Frequently Asked Questions
How do I bath my baby in a bathtub?
Once the umbilical cord comes off, and the circumcision spot heals completely, the bathtub bath is an effective means of keeping your baby hygienic and clean. The steps below can help serve as directions;
- With a small amount of water, fill the tub. Usually, 2 to 3 centimeters of water from the bottom of the tub is enough. Depending on the model you have, some tubs can be put in the sink or standard bathtub.
- Place your baby right in the water after undressing your baby so he/she doesn’t get cold, using one hand to hold your baby’s head and the other to bring their feet into the tub first. They should have their head and neck well above water at all times for protection.
- To keep them warm in the pool, you can splash or spill warm water over your baby gently.
- To cleanse their face and hair, use a washcloth and shampoo their scalp one to two days a week.
- Using warm water or a wet washcloth, wash the rest of the body from the top down.
- Lift your baby out gently and wipe it dry with a towel. Make sure to dry the creases in their skin as well.
Remember never to leave your baby, even for one second, unattended in a tub. They can easily drown, regardless of the quantity of water.
Do you need soap to bath your baby?
When bathing your newborn, you can use gentle baby soap or baby wash. Don’t use the regular soaps as they can be too harsh for your baby’s delicate skin. The skin of your newborn doesn’t need moisturizer either.
How often should I bathe my newborn baby?
Whether you’re bathing your first baby or your last, you’re bound to have some newborn bathing concerns, the most pressing of which is how to keep your baby clean and how often you should bathe your baby. Although it has long been recommended that the baby be bathed as soon as possible after birth, newer research indicates that delaying the first bath may be beneficial.
What is the ideal water temperature for a baby bath?
The temperature of the water for bathing your baby should be warm, never hot; about 98.6° F (between 37 ° C and 38 ° C) is the optimal temperature. To track the temperature, you can use a bath thermometer or check the water with your wrist or elbow to ensure it’s warm and not hot.
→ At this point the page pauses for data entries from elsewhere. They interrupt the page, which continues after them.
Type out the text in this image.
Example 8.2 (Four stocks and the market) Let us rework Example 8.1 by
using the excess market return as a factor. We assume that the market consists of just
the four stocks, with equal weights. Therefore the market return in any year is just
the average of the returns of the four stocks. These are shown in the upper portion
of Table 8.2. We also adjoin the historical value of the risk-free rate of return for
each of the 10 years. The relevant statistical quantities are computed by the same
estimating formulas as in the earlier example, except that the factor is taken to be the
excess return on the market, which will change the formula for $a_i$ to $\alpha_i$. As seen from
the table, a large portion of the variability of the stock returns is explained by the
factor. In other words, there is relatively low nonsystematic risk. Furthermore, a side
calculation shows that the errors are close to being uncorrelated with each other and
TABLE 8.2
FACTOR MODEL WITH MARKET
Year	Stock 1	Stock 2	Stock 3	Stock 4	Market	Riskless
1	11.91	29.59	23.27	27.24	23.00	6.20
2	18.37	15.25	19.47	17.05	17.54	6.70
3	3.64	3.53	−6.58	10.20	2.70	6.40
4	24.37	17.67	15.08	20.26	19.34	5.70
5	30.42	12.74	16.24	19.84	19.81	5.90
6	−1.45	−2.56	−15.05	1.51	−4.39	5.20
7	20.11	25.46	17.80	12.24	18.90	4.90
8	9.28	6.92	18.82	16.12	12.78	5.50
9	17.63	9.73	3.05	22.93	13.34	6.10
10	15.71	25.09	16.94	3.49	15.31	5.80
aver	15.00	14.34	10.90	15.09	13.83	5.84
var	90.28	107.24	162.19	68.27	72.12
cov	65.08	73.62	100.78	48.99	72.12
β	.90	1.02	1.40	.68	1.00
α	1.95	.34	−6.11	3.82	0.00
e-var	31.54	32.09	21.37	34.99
Also, check the tub or baby bath on different sides to ensure no hot spots. Turn on the cold water first and then the hot water to fill it, whether you use a tub or basin. You should also change the water heater if you live in a house to ensure it does not go over 120 ° F (48.8 ° C), which can badly scald the skin of your infant. When you live in an apartment complex or condo, you probably can’t change the water heater.
Never at any point in time leave your baby unattended during bath. If your baby cries out or seems uncomfortable, ensure the room is warm at the right temperature and also check if the water is not hot. Be careful with bubble baths as too much can dry up the baby’s skin. Bath toys can also help make your baby bath time fun; remember to include them in your list of baby bath items.